Nabil Fekir was playing as an attacking midfielder but had a certain degree of freedom allowing him to drop back into midfield or look for combinations alongside Iglesias. The double-pivot of Paul Akoukou and Andres Guardado was crucial to the team with the former being the more defensive. Alex Moreno and Emerson, the full-backs, would move up the pitch regularly looking to contribute to the attack.
Betis tried to get in low crosses often, which resulted in the first goal. A lot of responsibility was given to Betis’ wide-midfielders, Antor Ruibal and Juanmi. Both of them had to contribute to both attack and defence. When defending, they would allow Barcelona possession down the wings. Once the ball was with the wingers of Barcelona, Betis would start pressing.
Tactics in the attack
In the attack, Barcelona tried to play through the middle. However, there was little incisiveness. In the initial midfield or Riqui Puig, Miralem Pjanic, and Sergio Busquets, there was a disconnect between the two La Masia graduates and the Bosnian. Barcelona were able to progress the ball through one channel often but failed to get all midfielders involved in the attack in the final third. As the match progressed, the wingers got more involved. Especially Ousmane Dembele, whose dribbling and pace allowed for regular ball-progression.
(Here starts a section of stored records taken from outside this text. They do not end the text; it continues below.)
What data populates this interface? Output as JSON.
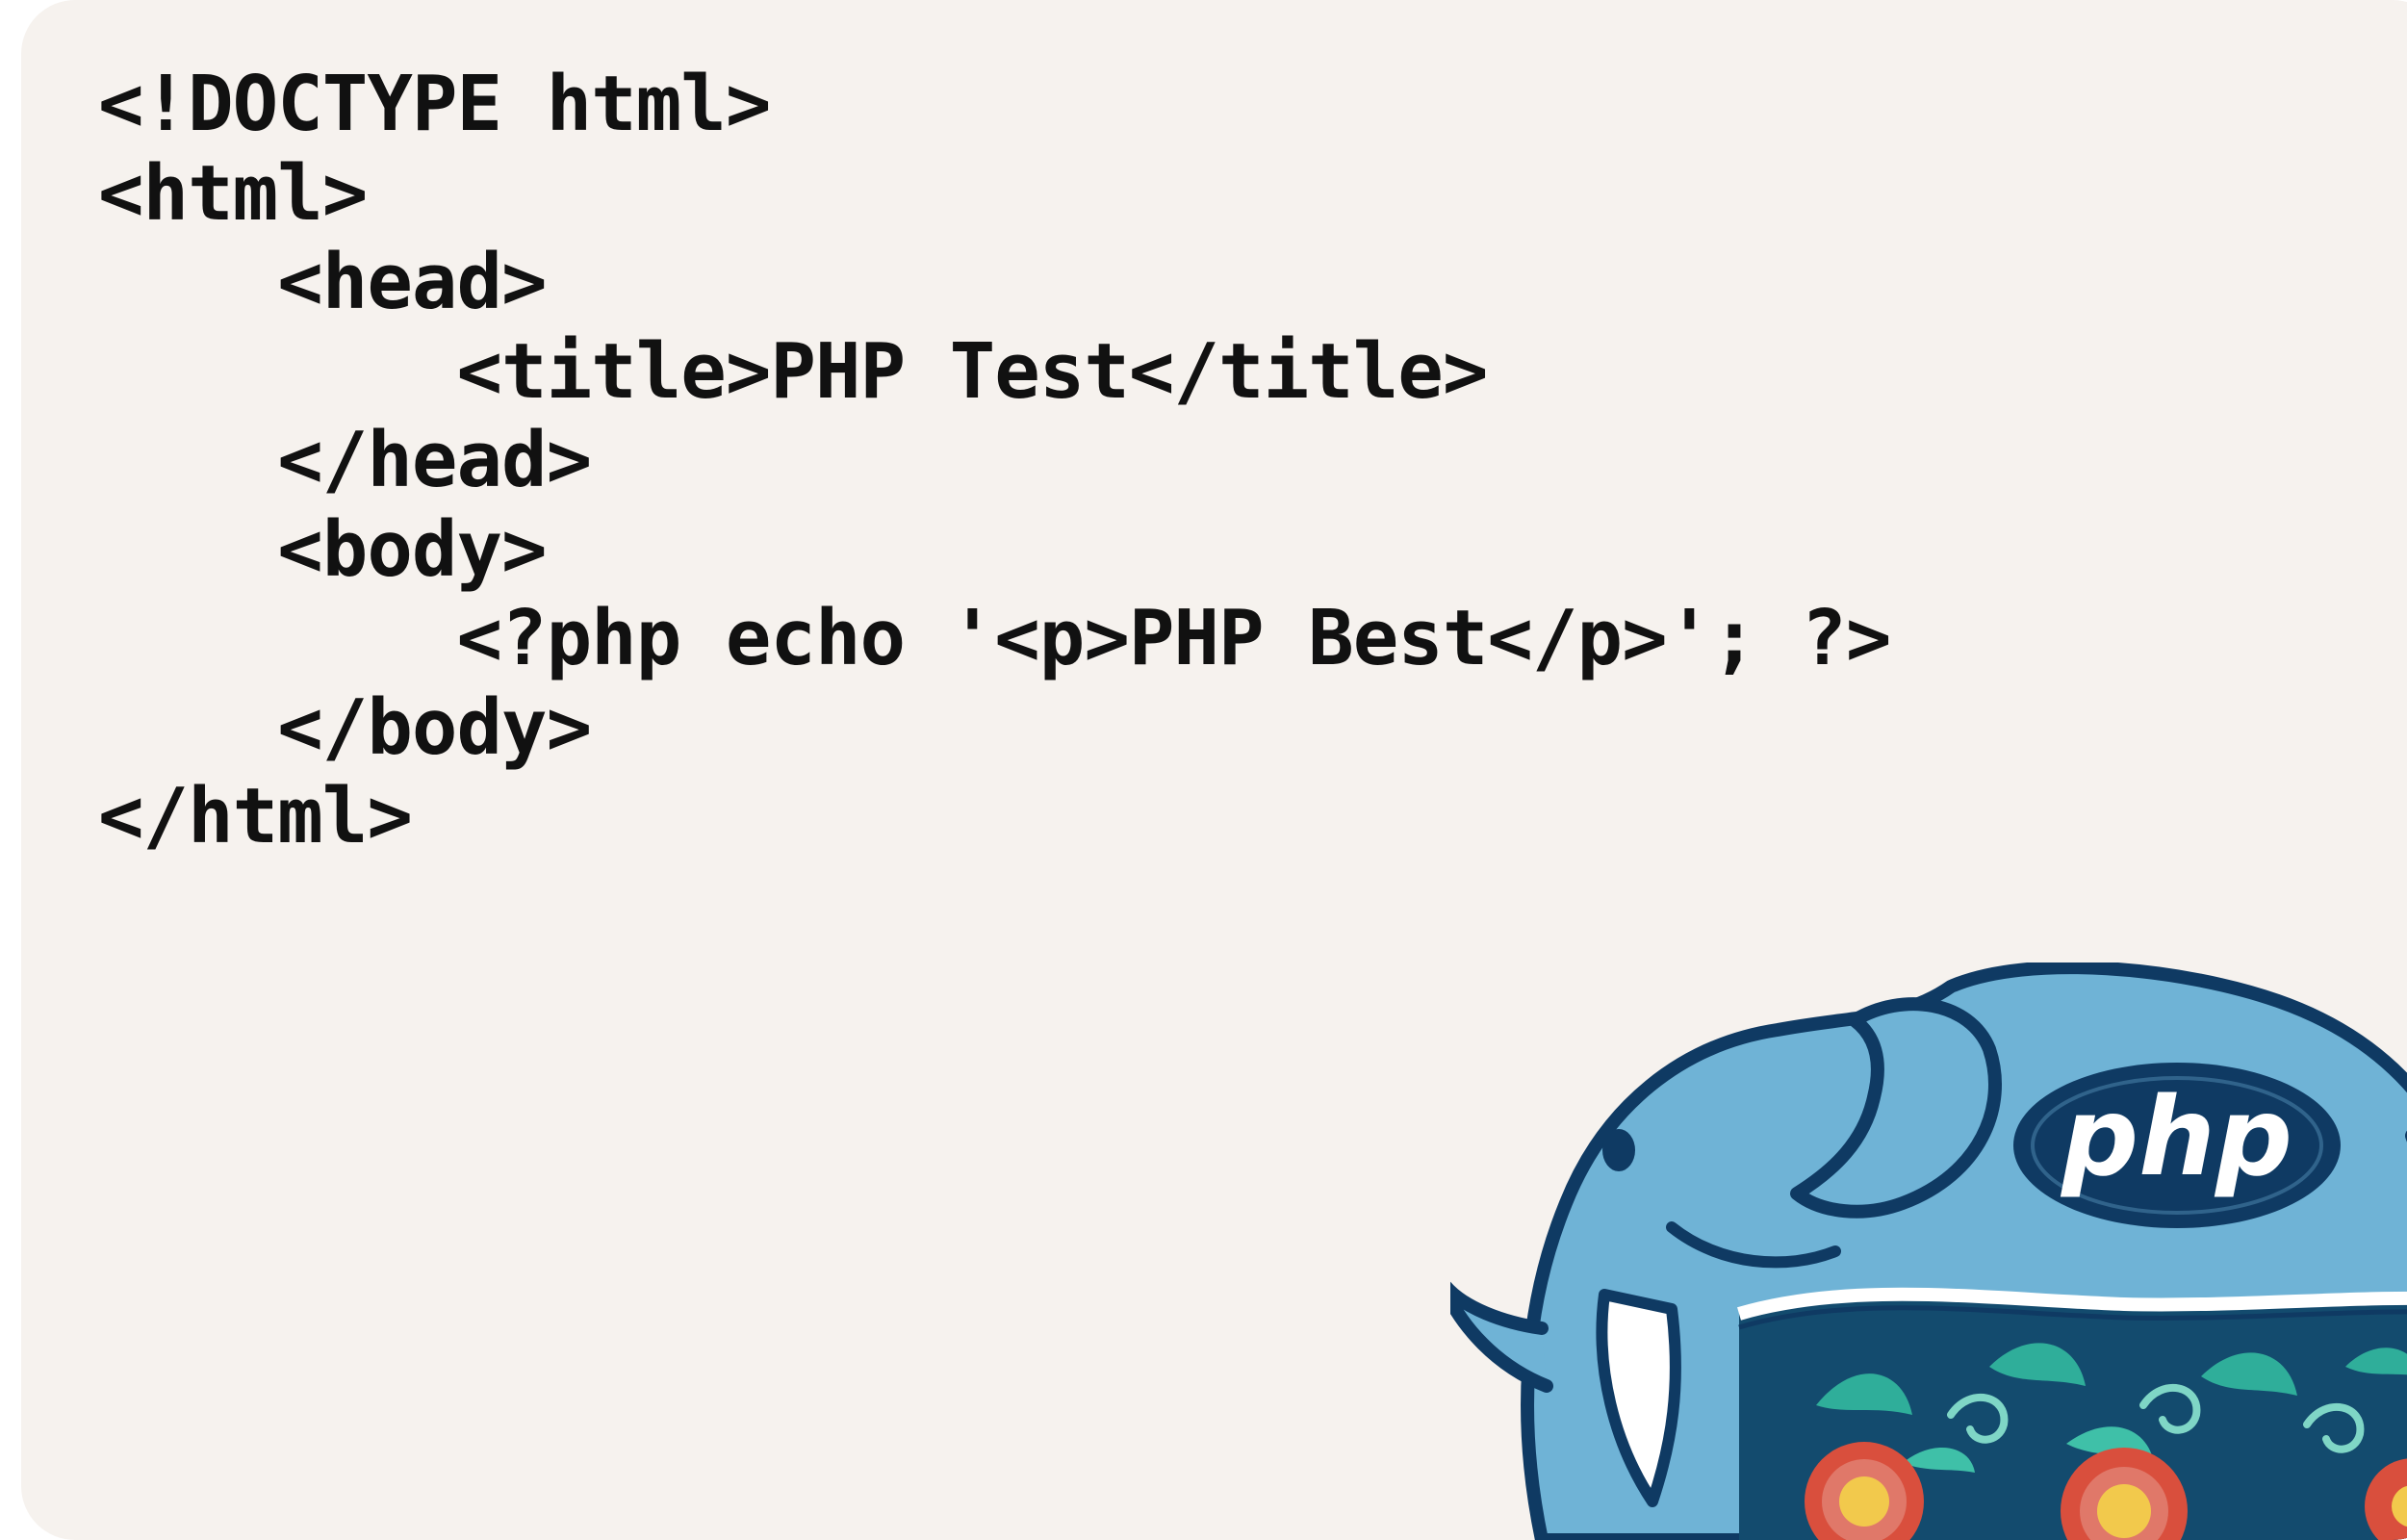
{
  "code": {
    "lines": [
      "<!DOCTYPE html>",
      "<html>",
      "    <head>",
      "        <title>PHP Test</title>",
      "    </head>",
      "    <body>",
      "        <?php echo '<p>PHP Best</p>'; ?>",
      "    </body>",
      "</html>"
    ]
  },
  "mascot": {
    "icon": "php-elephant-icon",
    "logo_text": "php",
    "colors": {
      "body": "#6fb3d6",
      "outline": "#0f3a63",
      "logo_oval": "#0f3a63",
      "logo_text": "#ffffff",
      "blanket": "#134b6e",
      "flower_red": "#d94f3d",
      "flower_yellow": "#f2c94c",
      "leaf_teal": "#2fae9a",
      "background": "#f6f2ee"
    }
  }
}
Real Betis would look to play down the wings as mentioned earlier and to make the most of this the forward would drop back. In the image below, we see an example of the same. Frenkie De Jong, who came on for the injured Ronald Araujo, is drawn out of position as the forward dropped back into midfield. After a certain area, De Jong would retreat and maintain his original defensive position. Due to this, Betis would have numerical superiority towards the end of the middle third. A fat transition was essential as a result. Since Barcelona pressed Betis often and well, so these transitions were not effective.
Betis would have the wide midfielders tuck in and try and pin Barcelona’s backline. As we can see, this did create space between Barcelona’s midfield and defence. This was effective in the transition as it gave Betis a better chance of winning second balls. The example below also shows how Betis built-up using the forwards for a wall-pass. As they dropped back and the defenders passed through Barcelona’s lines, the full-backs would be available for a first-time pass. This was seen often and meant that Betis would need to exploit the lines accurately to avoid being caught flat-footed.
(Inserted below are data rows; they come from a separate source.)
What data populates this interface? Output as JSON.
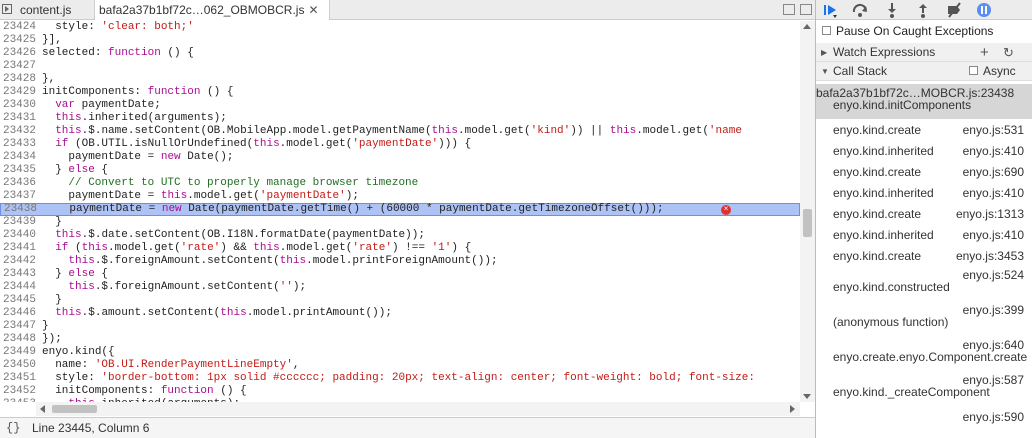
{
  "tabs": [
    {
      "label": "content.js",
      "active": false
    },
    {
      "label": "bafa2a37b1bf72c…062_OBMOBCR.js",
      "active": true
    }
  ],
  "tab_close_glyph": "✕",
  "code_lines": [
    {
      "num": "23424",
      "text": "  style: 'clear: both;'"
    },
    {
      "num": "23425",
      "text": "}],"
    },
    {
      "num": "23426",
      "text": "selected: function () {"
    },
    {
      "num": "23427",
      "text": ""
    },
    {
      "num": "23428",
      "text": "},"
    },
    {
      "num": "23429",
      "text": "initComponents: function () {"
    },
    {
      "num": "23430",
      "text": "  var paymentDate;"
    },
    {
      "num": "23431",
      "text": "  this.inherited(arguments);"
    },
    {
      "num": "23432",
      "text": "  this.$.name.setContent(OB.MobileApp.model.getPaymentName(this.model.get('kind')) || this.model.get('name"
    },
    {
      "num": "23433",
      "text": "  if (OB.UTIL.isNullOrUndefined(this.model.get('paymentDate'))) {"
    },
    {
      "num": "23434",
      "text": "    paymentDate = new Date();"
    },
    {
      "num": "23435",
      "text": "  } else {"
    },
    {
      "num": "23436",
      "text": "    // Convert to UTC to properly manage browser timezone"
    },
    {
      "num": "23437",
      "text": "    paymentDate = this.model.get('paymentDate');"
    },
    {
      "num": "23438",
      "text": "    paymentDate = new Date(paymentDate.getTime() + (60000 * paymentDate.getTimezoneOffset()));",
      "highlight": true,
      "error": true
    },
    {
      "num": "23439",
      "text": "  }"
    },
    {
      "num": "23440",
      "text": "  this.$.date.setContent(OB.I18N.formatDate(paymentDate));"
    },
    {
      "num": "23441",
      "text": "  if (this.model.get('rate') && this.model.get('rate') !== '1') {"
    },
    {
      "num": "23442",
      "text": "    this.$.foreignAmount.setContent(this.model.printForeignAmount());"
    },
    {
      "num": "23443",
      "text": "  } else {"
    },
    {
      "num": "23444",
      "text": "    this.$.foreignAmount.setContent('');"
    },
    {
      "num": "23445",
      "text": "  }"
    },
    {
      "num": "23446",
      "text": "  this.$.amount.setContent(this.model.printAmount());"
    },
    {
      "num": "23447",
      "text": "}"
    },
    {
      "num": "23448",
      "text": "});"
    },
    {
      "num": "23449",
      "text": "enyo.kind({"
    },
    {
      "num": "23450",
      "text": "  name: 'OB.UI.RenderPaymentLineEmpty',"
    },
    {
      "num": "23451",
      "text": "  style: 'border-bottom: 1px solid #cccccc; padding: 20px; text-align: center; font-weight: bold; font-size:"
    },
    {
      "num": "23452",
      "text": "  initComponents: function () {"
    },
    {
      "num": "23453",
      "text": "    this.inherited(arguments);"
    }
  ],
  "status": {
    "brace": "{}",
    "cursor": "Line 23445, Column 6"
  },
  "debugger": {
    "pause_on_caught": "Pause On Caught Exceptions",
    "watch": "Watch Expressions",
    "call_stack": "Call Stack",
    "async": "Async",
    "frames": [
      {
        "loc": "bafa2a37b1bf72c…MOBCR.js:23438",
        "name": "enyo.kind.initComponents",
        "selected": true
      },
      {
        "name": "enyo.kind.create",
        "loc": "enyo.js:531"
      },
      {
        "name": "enyo.kind.inherited",
        "loc": "enyo.js:410"
      },
      {
        "name": "enyo.kind.create",
        "loc": "enyo.js:690"
      },
      {
        "name": "enyo.kind.inherited",
        "loc": "enyo.js:410"
      },
      {
        "name": "enyo.kind.create",
        "loc": "enyo.js:1313"
      },
      {
        "name": "enyo.kind.inherited",
        "loc": "enyo.js:410"
      },
      {
        "name": "enyo.kind.create",
        "loc": "enyo.js:3453"
      },
      {
        "loc": "enyo.js:524",
        "name": "enyo.kind.constructed"
      },
      {
        "name": "(anonymous function)",
        "loc": "enyo.js:399"
      },
      {
        "loc": "enyo.js:640",
        "name": "enyo.create.enyo.Component.create"
      },
      {
        "loc": "enyo.js:587",
        "name": "enyo.kind._createComponent"
      },
      {
        "loc": "enyo.js:590",
        "name": ""
      }
    ]
  },
  "colors": {
    "keyword": "#aa0d91",
    "string": "#c41a16",
    "comment": "#236e25",
    "highlight": "#aec3f5",
    "accent": "#1a73e8"
  },
  "icons": [
    "navigator-icon",
    "split-icon",
    "resume-icon",
    "step-over-icon",
    "step-into-icon",
    "step-out-icon",
    "deactivate-breakpoints-icon",
    "pause-on-exceptions-icon",
    "add-icon",
    "refresh-icon",
    "error-icon"
  ]
}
Both teams would defend in a 4-4-2, with subtle differences. In Barcelona’s case, Puig would press the opposition alongside Griezmann. Both these players have excellent work-rate. When the opposition would attack, naturally both teams’ full-backs would drop back. The back-four would be a compact line as we can see from the examples below. The midfield would have more freedom but would rely on the two central-midfielders to orient themselves. These similarities were seen between both teams’ defensive systems.
Due to Araujo’s injury, De Jong would be deployed at centre-back. This didn’t create much discontinuity as the Dutchman is a capable makeshift defender. Barcelona’s defensive issues were mainly in dealing with crosses. Not only for the first goal but throughout the match, the crosses were a threat. This was an issue consisting of tactics and player profiles both.
Betis were solid defensively for the majority of the match. They failed to deal with Barcelona’s overlaps but allowed little opportunities on goal centrally. There was little to improve tactically. In terms of player profiles, Juanmi and Ruibal were just unable to cope defensively. Though Emerson was solid as Betis’ right-back, Alex Moreno was unable to deal with Barcelona on the transition.